Autre carte postale d’Italie, sombre malgré le soleil épatant qui est si normal dans l’été au 38° parallèle. Et autre expérience marquante de mon parcours.
En effet, je ne sais plus si j’en ai déjà parlé, rien ne me vouait à l’économie (ni à la politique d’ailleurs) : je me voyais plutôt dans l’étude des étoiles variables RR Lyrae. Cependant, les craintes du chômage dans ma ville (35% à l’époque) poussèrent mes parent à m’envoyer à Milan. Cette image, fixée dans ma mémoire d’enfant me fit choisir le développement territorial comme branche.
Ça devait être un des moteurs du développement économique du « Mezzogiorno » : un établissement chimique qui devait employer plus de 1000 personnes. L’Etat italien mis lourdement la main à la poche : environ 150 millions d’éuros (trois-cent milliards de lires) au début des années soixante-dix.
Résultats ? Quels résultats : elle devait produire des bioprotéines mais, déjà pendant la construction, on savait que ces produits étaient cancérigènes. Jamais aucun produit ne sortit de l’usine.
Les fonds furent phagocytés par des entreprises liées à la criminalité organisée. Les six-cent employés furent mis au chômage exceptionnel indemnisé. Parfois pendant quelques décennies.
Et une côte magnifique fut dévastée à jamais.

Si quelqu’un vous dit que le développement est une question de « moyens », crachez lui à la figure : soit il est incompétent, soit il ment.




août 10th, 2009 at 17:22
C’est une histoire incroyable !
août 10th, 2009 at 17:35
La question des moyens est importante mais comme souligné accessoire. L’essentiel est la volonté politique. Si on décidait aujourd’hui et maintenant de faire de la France, la championne mondiale des énergies renouvelables, de transport ferroviaire (fret et passager) et des industries vertes, on pourrait le faire. Mais nous n’avons suffisamment la volonté de le réaliser.
Certes notre déficit et notre dette pèse, mais sur les 7% prévues en 2009, la moitié est de nature structurelle. En taxant les plus favorisées, on réduirait cette part et on aurait les moyens de nos ambitions.
août 10th, 2009 at 18:08
Ah la la Claudio, vous me faites penser à Venise et sa lagune
(
août 10th, 2009 at 22:41
@ Faucon
Pas si tant que ça, hélas
@ Martine
Les occasions pour les soupirs sont infinies … même sous le célèbre pont …
août 11th, 2009 at 09:40
Un cadeau pour soigner tous nos soupirs:
http://www.planetemuseeduchocolat.com/pageLibre0001000e.html
Amitiés
août 11th, 2009 at 12:17
août 11th, 2009 at 18:35
Heureuse que cela vous plaise Claudio, le temps ici, risque de tourner à l’orage, les vagues vont s’abattre sur les rochers, vivifiant ; )

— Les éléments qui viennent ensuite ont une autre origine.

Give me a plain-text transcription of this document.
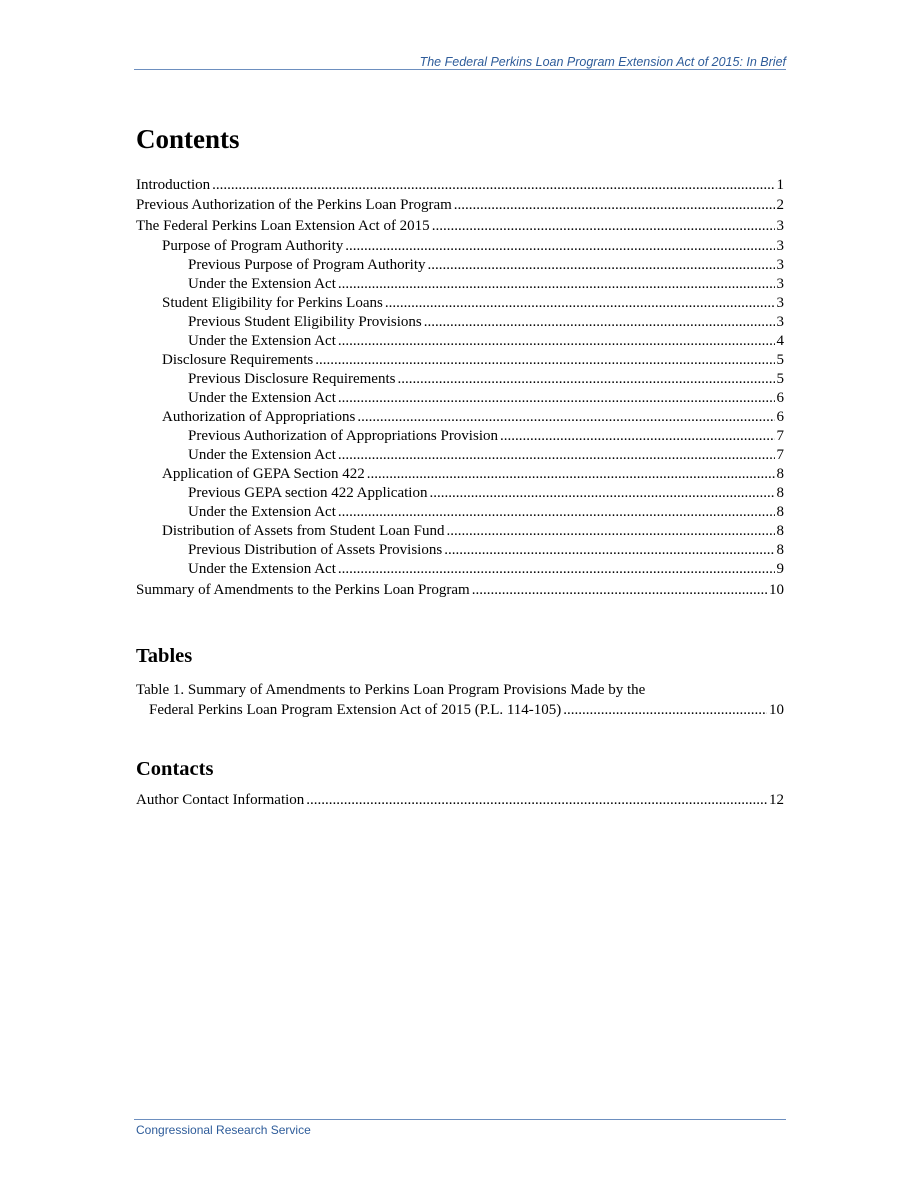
The Federal Perkins Loan Program Extension Act of 2015: In Brief
Contents
Introduction .....	1
Previous Authorization of the Perkins Loan Program .....	2
The Federal Perkins Loan Extension Act of 2015 .....	3
Purpose of Program Authority .....	3
Previous Purpose of Program Authority .....	3
Under the Extension Act .....	3
Student Eligibility for Perkins Loans .....	3
Previous Student Eligibility Provisions .....	3
Under the Extension Act .....	4
Disclosure Requirements .....	5
Previous Disclosure Requirements .....	5
Under the Extension Act .....	6
Authorization of Appropriations .....	6
Previous Authorization of Appropriations Provision .....	7
Under the Extension Act .....	7
Application of GEPA Section 422 .....	8
Previous GEPA section 422 Application .....	8
Under the Extension Act .....	8
Distribution of Assets from Student Loan Fund .....	8
Previous Distribution of Assets Provisions .....	8
Under the Extension Act .....	9
Summary of Amendments to the Perkins Loan Program .....	10
Tables
Table 1. Summary of Amendments to Perkins Loan Program Provisions Made by the
Federal Perkins Loan Program Extension Act of 2015 (P.L. 114-105) .....	10
Contacts
Author Contact Information .....	12
Congressional Research Service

Dommage pour les surfers, mais ils pourront visiter le musée meme en famille.
Les travaux de protection de Venise avancent, ce port dans la lagune n’a pas été une très bonne idée.
août 16th, 2009 at 09:19
Je comprends bien la désillusion et c’est tout à fait normal au vu des conséquences économiques, sociales et environnementales désastreuses;
Il y a de nombreux exemples de dépenses inutiles d’agent public …
Et les flux financiers ne servent à rien sans volonté politique, sans idées structurantes, sans volonté d’inscrire l’humanité dans le temps.
Mais, je suis convaincu que la volonté politique ne sert à rien sans y mettre les moyens financiers. Si le plan de relance français, établi par la relance de la dette, avait pour objectif de développer des investissements capables de relever les défis énergétiques et environnementaux, alors ces moyens financiers auraient un sens (investissements : fret ferroviaire et fluviale, énergie renouvelable avec industrialisation en France dans certains secteurs comme le solaire, la géothermie….)
Mais, si comme on le constate, la dette sert également au fonctionnement, alors il y aura une dette insupportable sur les épaules de nos enfants et la Fance ressemblera à une friche industrielle….
Dominique
août 24th, 2009 at 19:58
Rien à voir … Avant de rejoindre ta Bretagne, je t’ai tagué!